County of Allegheny v. Department of Public Welfare

376 A.2d 290, 31 Pa. Commw. 379, 1977 Pa. Commw. LEXIS 992
CourtCommonwealth Court of Pennsylvania
DecidedAugust 4, 1977
DocketNo. 987 C.D. 1975
StatusPublished
Cited by10 cases

This text of 376 A.2d 290 (County of Allegheny v. Department of Public Welfare) is published on Counsel Stack Legal Research, covering Commonwealth Court of Pennsylvania primary law. Counsel Stack provides free access to over 12 million legal documents including statutes, case law, regulations, and constitutions.

Bluebook
County of Allegheny v. Department of Public Welfare, 376 A.2d 290, 31 Pa. Commw. 379, 1977 Pa. Commw. LEXIS 992 (Pa. Ct. App. 1977).

Opinion

Opinion by

Judge Kramer,

This is an action in mandamus commenced by the County of Allegheny and numerous associations and individuals (Plaintiffs) and which seeks an order compelling the Department of Public Welfare (Department) to reimburse the County for all expenditures made for the interim care of mentally retarded persons who have been accepted by, and are awaiting admission to, a State facility. The case is presently before us on the Plaintiffs’ motion for Judgment on the Pleadings.

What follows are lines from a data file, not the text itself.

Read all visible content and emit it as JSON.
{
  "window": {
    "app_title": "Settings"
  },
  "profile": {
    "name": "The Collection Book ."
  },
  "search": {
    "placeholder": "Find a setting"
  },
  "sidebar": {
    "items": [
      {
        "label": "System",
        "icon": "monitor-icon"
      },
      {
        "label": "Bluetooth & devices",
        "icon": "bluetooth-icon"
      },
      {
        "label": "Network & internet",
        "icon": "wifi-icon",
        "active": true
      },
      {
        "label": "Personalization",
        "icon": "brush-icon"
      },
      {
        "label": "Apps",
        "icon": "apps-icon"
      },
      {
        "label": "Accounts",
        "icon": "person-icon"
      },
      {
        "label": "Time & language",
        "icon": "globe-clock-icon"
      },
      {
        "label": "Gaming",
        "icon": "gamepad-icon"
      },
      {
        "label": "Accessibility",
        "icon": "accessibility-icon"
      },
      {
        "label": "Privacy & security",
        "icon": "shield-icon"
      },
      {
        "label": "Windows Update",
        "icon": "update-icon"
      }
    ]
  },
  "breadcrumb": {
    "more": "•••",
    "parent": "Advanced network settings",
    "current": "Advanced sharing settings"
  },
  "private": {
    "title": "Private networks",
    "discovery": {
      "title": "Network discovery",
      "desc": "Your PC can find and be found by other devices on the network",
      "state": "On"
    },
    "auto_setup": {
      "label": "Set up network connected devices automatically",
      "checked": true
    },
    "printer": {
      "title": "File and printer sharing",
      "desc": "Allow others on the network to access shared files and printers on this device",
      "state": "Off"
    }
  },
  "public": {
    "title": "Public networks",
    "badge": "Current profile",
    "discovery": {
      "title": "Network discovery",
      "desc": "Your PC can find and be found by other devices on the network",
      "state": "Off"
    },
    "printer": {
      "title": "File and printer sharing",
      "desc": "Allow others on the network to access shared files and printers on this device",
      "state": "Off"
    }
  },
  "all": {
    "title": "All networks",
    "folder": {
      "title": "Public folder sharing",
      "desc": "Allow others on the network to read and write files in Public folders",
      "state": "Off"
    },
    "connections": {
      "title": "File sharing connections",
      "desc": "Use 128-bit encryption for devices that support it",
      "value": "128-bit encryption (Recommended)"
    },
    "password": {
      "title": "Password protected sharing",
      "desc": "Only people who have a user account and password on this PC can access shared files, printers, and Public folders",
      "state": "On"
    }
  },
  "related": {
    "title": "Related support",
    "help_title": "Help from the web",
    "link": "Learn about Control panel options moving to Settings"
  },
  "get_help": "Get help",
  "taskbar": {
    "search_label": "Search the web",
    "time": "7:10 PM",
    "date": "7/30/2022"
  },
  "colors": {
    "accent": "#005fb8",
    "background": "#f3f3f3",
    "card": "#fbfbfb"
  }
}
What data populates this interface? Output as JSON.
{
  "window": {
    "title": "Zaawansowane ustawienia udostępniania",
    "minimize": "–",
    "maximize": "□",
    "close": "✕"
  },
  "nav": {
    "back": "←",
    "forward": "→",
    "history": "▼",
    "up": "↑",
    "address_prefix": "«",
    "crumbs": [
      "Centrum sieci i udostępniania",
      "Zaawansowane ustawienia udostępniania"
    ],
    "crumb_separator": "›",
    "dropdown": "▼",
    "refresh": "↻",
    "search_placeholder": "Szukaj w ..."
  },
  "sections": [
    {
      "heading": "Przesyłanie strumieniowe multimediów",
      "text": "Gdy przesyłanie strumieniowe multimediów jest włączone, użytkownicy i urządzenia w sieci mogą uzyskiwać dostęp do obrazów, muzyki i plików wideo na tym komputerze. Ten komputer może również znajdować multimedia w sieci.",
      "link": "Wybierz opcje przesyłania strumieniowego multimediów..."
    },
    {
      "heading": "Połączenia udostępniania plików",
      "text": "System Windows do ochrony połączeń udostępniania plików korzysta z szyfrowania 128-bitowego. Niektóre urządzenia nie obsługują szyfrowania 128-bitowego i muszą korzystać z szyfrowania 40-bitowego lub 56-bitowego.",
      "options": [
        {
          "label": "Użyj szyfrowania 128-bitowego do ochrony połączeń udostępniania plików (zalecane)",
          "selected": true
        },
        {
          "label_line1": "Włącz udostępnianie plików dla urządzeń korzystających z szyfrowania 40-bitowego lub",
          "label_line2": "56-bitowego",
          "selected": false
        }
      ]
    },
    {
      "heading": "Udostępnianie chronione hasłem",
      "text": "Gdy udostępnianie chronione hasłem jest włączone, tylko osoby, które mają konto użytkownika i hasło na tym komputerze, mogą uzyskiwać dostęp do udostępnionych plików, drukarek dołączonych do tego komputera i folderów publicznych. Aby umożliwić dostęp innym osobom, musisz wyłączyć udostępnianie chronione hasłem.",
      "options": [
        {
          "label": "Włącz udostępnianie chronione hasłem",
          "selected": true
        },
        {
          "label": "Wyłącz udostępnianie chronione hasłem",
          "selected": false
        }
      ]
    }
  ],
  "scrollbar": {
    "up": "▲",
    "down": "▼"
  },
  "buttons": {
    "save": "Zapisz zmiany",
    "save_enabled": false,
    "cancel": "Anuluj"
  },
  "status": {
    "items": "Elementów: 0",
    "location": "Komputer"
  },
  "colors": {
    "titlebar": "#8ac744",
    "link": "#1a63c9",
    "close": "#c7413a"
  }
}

[381]*381Under the provisions of the Mental Health and Retardation Act of 1966 (Act),1 the Commonwealth and the counties participate on a cooperative basis in the effort to provide adequate facilities and services for all persons suffering from mental deficiencies or disorders. One aspect of this cooperative effort involves the provision of interim care of mentally retarded persons who have been removed from their homes and accepted for admission to a State facility, pending an available opening in such a facility. Section 301(d) (8)2 of the Act imposes upon the counties the duty to assure the availability of interim care. Section 507 (a)(4)3 of the Act imposes upon the Commonwealth the duty to pay for such interim care. The present controversy arises out of the disagreement between the parties as to the extent of the Commonwealth’s duty to pay for interim care under Section 507. The Plaintiffs contend that the Commonwealth must provide 100 percent reimbursement to the counties and seek such reimbursement for fiscal years 1969-70 to the present and continuing thenceforth. The Department contends that it is obligated to reimburse only at rates determined in accordance with a reasonable formula established at the Department’s discretion.

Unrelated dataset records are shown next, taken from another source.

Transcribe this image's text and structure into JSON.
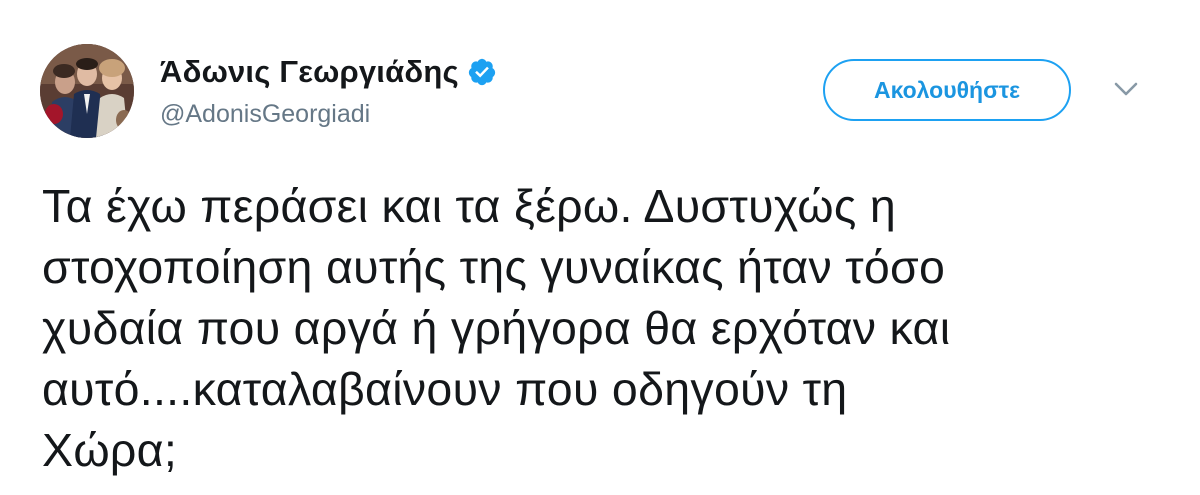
{
  "author": {
    "display_name": "Άδωνις Γεωργιάδης",
    "handle": "@AdonisGeorgiadi",
    "verified": true
  },
  "avatar_icon": "profile-photo",
  "verified_icon": "verified-badge-icon",
  "follow_button": {
    "label": "Ακολουθήστε"
  },
  "more_icon": "chevron-down-icon",
  "tweet": {
    "lines": [
      "Τα έχω περάσει και τα ξέρω. Δυστυχώς η",
      "στοχοποίηση αυτής της γυναίκας ήταν τόσο",
      "χυδαία που αργά ή γρήγορα θα ερχόταν και",
      "αυτό....καταλαβαίνουν που οδηγούν τη",
      "Χώρα;"
    ]
  },
  "colors": {
    "accent": "#1da1f2",
    "link": "#1b95e0",
    "text": "#14171a",
    "secondary_text": "#657786",
    "chevron": "#8899a6"
  }
}
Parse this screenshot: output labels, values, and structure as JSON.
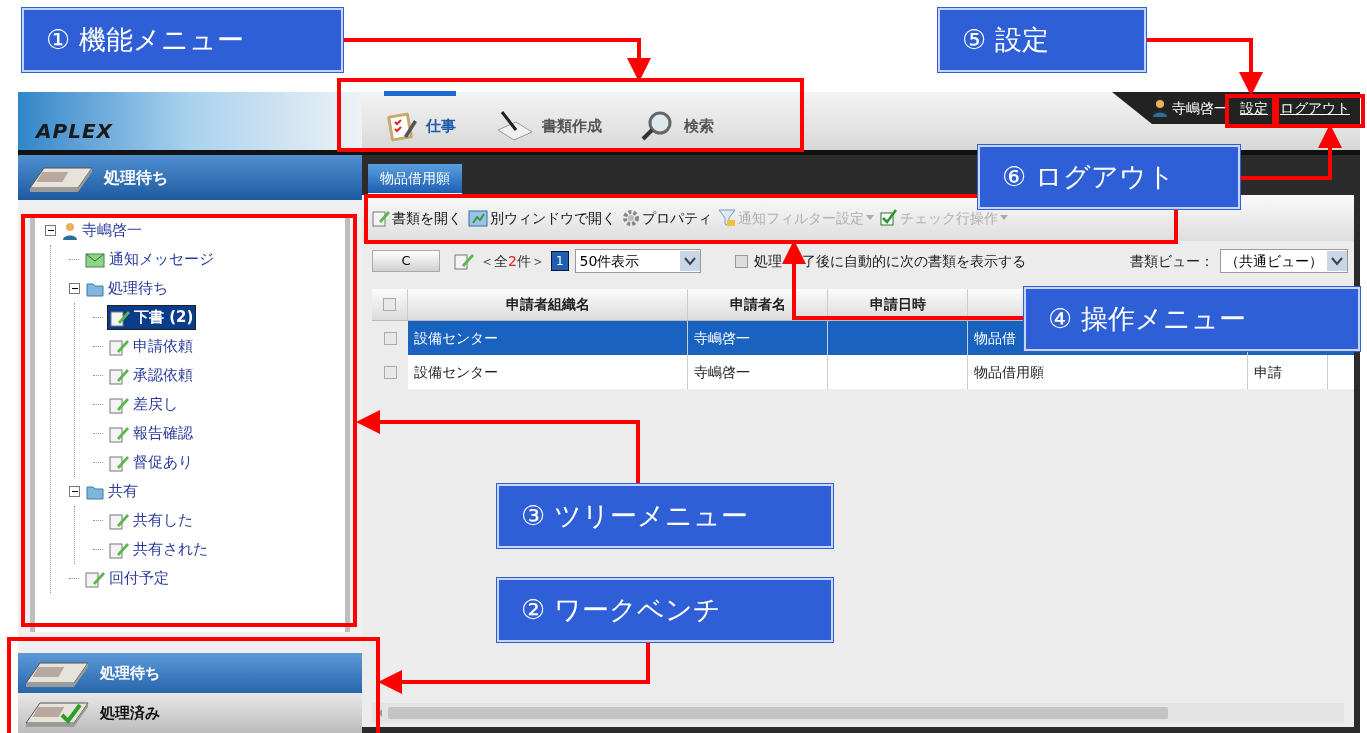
{
  "callouts": [
    {
      "text": "① 機能メニュー"
    },
    {
      "text": "⑤ 設定"
    },
    {
      "text": "⑥ ログアウト"
    },
    {
      "text": "④ 操作メニュー"
    },
    {
      "text": "③ ツリーメニュー"
    },
    {
      "text": "② ワークベンチ"
    }
  ],
  "header": {
    "logo": "APLEX",
    "nav": [
      {
        "label": "仕事",
        "selected": true,
        "kind": "work"
      },
      {
        "label": "書類作成",
        "selected": false,
        "kind": "create"
      },
      {
        "label": "検索",
        "selected": false,
        "kind": "search"
      }
    ],
    "user": "寺嶋啓一",
    "settings": "設定",
    "logout": "ログアウト"
  },
  "sidebar": {
    "title": "処理待ち",
    "tree": [
      {
        "label": "寺嶋啓一",
        "kind": "user",
        "expanded": true,
        "selected": false,
        "children": [
          {
            "label": "通知メッセージ",
            "kind": "mail",
            "selected": false
          },
          {
            "label": "処理待ち",
            "kind": "folder",
            "expanded": true,
            "selected": false,
            "children": [
              {
                "label": "下書 (2)",
                "kind": "doc",
                "selected": true
              },
              {
                "label": "申請依頼",
                "kind": "doc",
                "selected": false
              },
              {
                "label": "承認依頼",
                "kind": "doc",
                "selected": false
              },
              {
                "label": "差戻し",
                "kind": "doc",
                "selected": false
              },
              {
                "label": "報告確認",
                "kind": "doc",
                "selected": false
              },
              {
                "label": "督促あり",
                "kind": "doc",
                "selected": false
              }
            ]
          },
          {
            "label": "共有",
            "kind": "folder",
            "expanded": true,
            "selected": false,
            "children": [
              {
                "label": "共有した",
                "kind": "doc",
                "selected": false
              },
              {
                "label": "共有された",
                "kind": "doc",
                "selected": false
              }
            ]
          },
          {
            "label": "回付予定",
            "kind": "doc",
            "selected": false
          }
        ]
      }
    ],
    "bottom": [
      {
        "label": "処理待ち",
        "selected": true
      },
      {
        "label": "処理済み",
        "selected": false
      }
    ]
  },
  "workbench": {
    "tab": "物品借用願",
    "toolbar": [
      {
        "label": "書類を開く",
        "kind": "open",
        "disabled": false,
        "dropdown": false
      },
      {
        "label": "別ウィンドウで開く",
        "kind": "window",
        "disabled": false,
        "dropdown": false
      },
      {
        "label": "プロパティ",
        "kind": "gear",
        "disabled": false,
        "dropdown": false
      },
      {
        "label": "通知フィルター設定",
        "kind": "filter",
        "disabled": true,
        "dropdown": true
      },
      {
        "label": "チェック行操作",
        "kind": "check",
        "disabled": true,
        "dropdown": true
      }
    ],
    "pager": {
      "refresh": "C",
      "count_prefix": "＜全",
      "count": "2",
      "count_suffix": "件＞",
      "page": "1",
      "page_size": "50件表示",
      "auto_next": {
        "label_parts": [
          "処理",
          "了後に自動的に次の書類を表示する"
        ],
        "checked": false
      }
    },
    "view": {
      "label": "書類ビュー：",
      "value": "（共通ビュー）"
    },
    "table": {
      "select_all_checked": false,
      "columns": [
        "申請者組織名",
        "申請者名",
        "申請日時"
      ],
      "rows": [
        {
          "selected": true,
          "checked": false,
          "cells": [
            "設備センター",
            "寺嶋啓一",
            "",
            "物品借"
          ]
        },
        {
          "selected": false,
          "checked": false,
          "cells": [
            "設備センター",
            "寺嶋啓一",
            "",
            "物品借用願",
            "申請"
          ]
        }
      ]
    }
  }
}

Numerous issues have been briefed and argued by the parties. Unfortunately, the present posture of the case does not permit us to rule on the Plaintiffs’ motion for Judgment on the Pleadings at this time.

The Department has alleged in its answer, under the heading of “New Matter,” that this Court lacks jurisdiction over the case because of the Plaintiffs’ failure to join, as defendants, the Auditor General [382]*382and the Treasurer of the Commonwealth, who are alleged to be indispensable parties.

Although granted by the law side of the court, mandamus is essentially equitable in nature, requiring the application of equitable principles to guide the court in granting relief by way of this extraordinary writ. Francis v. Corleto, 418 Pa. 417, 429, 211 A.2d 503, 509 (1965); Pittenger v. Union Area School Board, 24 Pa. Commonwealth Ct. 442, 446, 356 A.2d 866, 868 (1976). Under the equity practice, the nonjoinder of an indispensable party is a jurisdictional defect, and without such a party’s presence the court can grant no relief. Fineman v. Cutler, 273 Pa. 189, 116 A. 819 (1922); Hartley v. Langkamp and Elder, 243 Pa. 550, 90 A. 402 (1914). This is likewise true in an action in mandamus. Powell v. Shepard, 381 Pa. 405, 412, 113 A.2d 261, 264-65 (1955). We do not believe, however, that the Auditor General or the Treasurer is an indispensable party to this action.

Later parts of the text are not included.